A House of Lords committee has said the UK Government’s approach to AI has become too narrowly focused on safety and is neglecting the opportunities the technology offers.
The Digital and Communications Committee has published a report on the issue, saying large language models (LLMs) will produce epoch defining changes comparable with the invention of the internet.
But it warns there is a “real and growing” risk of regulations stifling the market, and says there is a need to prioritise open competition and transparency. Without this a small number of tech firms may rapidly consolidate control of a critical market and stifle new players.
The publication has come after a period in which the UK Government has promoted itself as a worldwide leader in promoting safe deployments of AI, with the establishment of the AI Safety Institute and its backing for a set of guidelines for the secure development of the technology.
The Lords committee has welcomed the moves, but says in the report that apocalyptic concerns about threats to human existence are exaggerated and must not distract policy makers from responding to more immediate issues.
Vision for benefits
It says a more positive vision for LLMs is needed to produce the social and economic benefits, and enable the UK to compete globally. Key measures include more support for AI start-ups, boosting computing infrastructure, improving skills and exploring options for an ‘in-house’ sovereign UK LLM.

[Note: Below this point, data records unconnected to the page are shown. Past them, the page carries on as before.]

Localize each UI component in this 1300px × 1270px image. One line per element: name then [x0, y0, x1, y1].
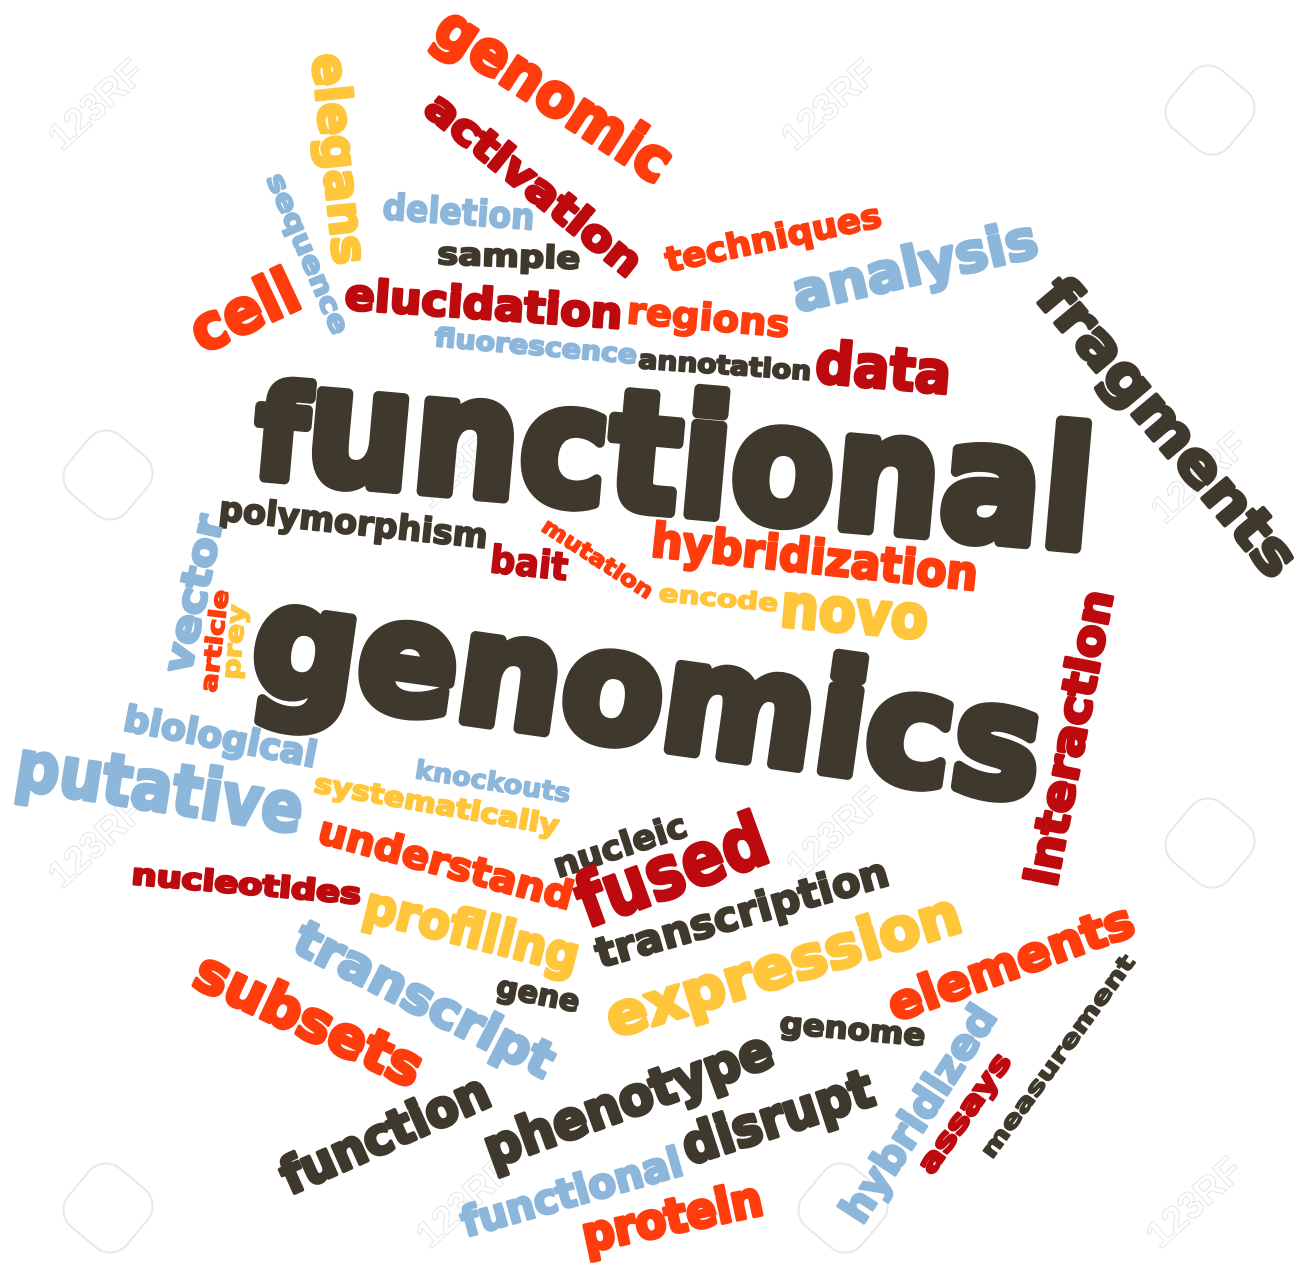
- watermarks: 123RF: [408, 409, 521, 517]
- watermarks: 123RF: [773, 51, 886, 159]
- word: vector: vector: [155, 511, 233, 677]
- word: fragments: fragments: [1023, 263, 1300, 590]
- word: transcription: transcription: [590, 848, 894, 978]
- watermarks: 123RF: [40, 51, 153, 159]
- word: cell: cell: [177, 254, 311, 368]
- word: prey: prey: [216, 603, 252, 681]
- word: measurement: measurement: [976, 950, 1141, 1164]
- word: bait: bait: [488, 537, 570, 589]
- word: gene: gene: [493, 969, 583, 1020]
- word: functional: functional: [249, 324, 1102, 588]
- word: elucidation: elucidation: [343, 270, 624, 339]
- word: putative: putative: [10, 724, 310, 850]
- word: interaction: interaction: [1015, 585, 1124, 890]
- watermarks: 123RF: [1138, 1149, 1251, 1257]
- word: hybridized: hybridized: [830, 996, 1007, 1231]
- word: function: function: [271, 1062, 499, 1206]
- word: data: data: [813, 328, 954, 408]
- word: activation: activation: [416, 82, 652, 287]
- word: fused: fused: [564, 796, 779, 945]
- watermarks: 123RF: [1143, 424, 1256, 532]
- word: analysis: analysis: [786, 207, 1044, 325]
- word: knockouts: knockouts: [413, 755, 573, 809]
- word: mutation: mutation: [537, 514, 658, 605]
- word: sequence: sequence: [260, 169, 355, 339]
- word: elements: elements: [880, 892, 1142, 1033]
- watermarks: 123RF: [778, 779, 891, 887]
- word: protein: protein: [577, 1171, 767, 1264]
- word: fluorescence: fluorescence: [433, 323, 638, 371]
- word: disrupt: disrupt: [674, 1058, 881, 1177]
- word: elegans: elegans: [300, 50, 378, 267]
- word: novo: novo: [778, 571, 931, 654]
- word: assays: assays: [910, 1046, 1018, 1180]
- word: sample: sample: [437, 236, 581, 277]
- word: genome: genome: [778, 1006, 927, 1054]
- word: phenotype: phenotype: [476, 1019, 781, 1180]
- word: regions: regions: [625, 289, 791, 346]
- watermarks: 123RF: [408, 1149, 521, 1257]
- word: nucleotides: nucleotides: [130, 857, 362, 911]
- word: hybridization: hybridization: [649, 513, 981, 602]
- word: article: article: [196, 588, 235, 694]
- word: techniques: techniques: [662, 196, 885, 281]
- word: deletion: deletion: [381, 187, 536, 239]
- word: annotation: annotation: [638, 345, 812, 387]
- word: systematically: systematically: [312, 768, 562, 842]
- word: nucleic: nucleic: [548, 806, 692, 887]
- word: expression: expression: [597, 879, 969, 1051]
- watermarks: 123RF: [40, 789, 153, 897]
- word: biological: biological: [120, 699, 321, 776]
- word: encode: encode: [657, 579, 779, 617]
- word: subsets: subsets: [184, 939, 434, 1101]
- word: understand: understand: [313, 808, 578, 919]
- word: functional small: functional: [456, 1138, 688, 1247]
- word: transcript: transcript: [285, 909, 565, 1090]
- word: genomics: genomics: [242, 547, 1054, 837]
- word: polymorphism: polymorphism: [217, 489, 490, 557]
- word: profiling: profiling: [358, 875, 586, 985]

There is also a need to support copyright holders so they are not exploited by LLM developers, and to ensure that tech firms do not use data without permission.
The committee sets out 10 core recommendations, including that the Government rebalances its strategy for AI towards the opportunities it offers, and makes market competition and explicit AI policy objective, with enhanced governance and transparency. These would be accompanied by a series of measures to boost opportunities, such as supporting academic spinouts and looking at the option of a sovereign LLM capability.
The paper also advocates a more nuanced approach in dealing with the arguments around open and closed models of AI, a respect for copyright, and that preparations are made quickly in the face of a protracted international competition and technological turbulence.
Other recommendations are more reflective of the worries about AI. They are to address immediate security risks from LLMs, review catastrophic risks, empower regulators and to ensure that regulation is proportionate.
Chair of the committee Baroness Stowell said: “The rapid development of AI large language models is likely to have a profound effect on society, comparable to the introduction of the internet. That makes it vital for the Government to get its approach right and not miss out on opportunities – particularly not if this is out of caution for far-off and improbable risks. We need to address risks in order to be able to take advantage of the opportunities – but we need to be proportionate and practical. We must avoid the UK missing out on a potential AI goldrush.
“One lesson from the way technology markets have developed since the inception of the internet is the danger of market dominance by a small group of companies. The Government must ensure exaggerated predictions of an AI driven apocalypse, coming from some of the tech firms, do not lead it to policies that close down open source AI development or exclude innovative smaller players from developing AI services.
“We must be careful to avoid regulatory capture by the established technology companies in an area where regulators will be scrabbling to keep up with rapidly developing technology.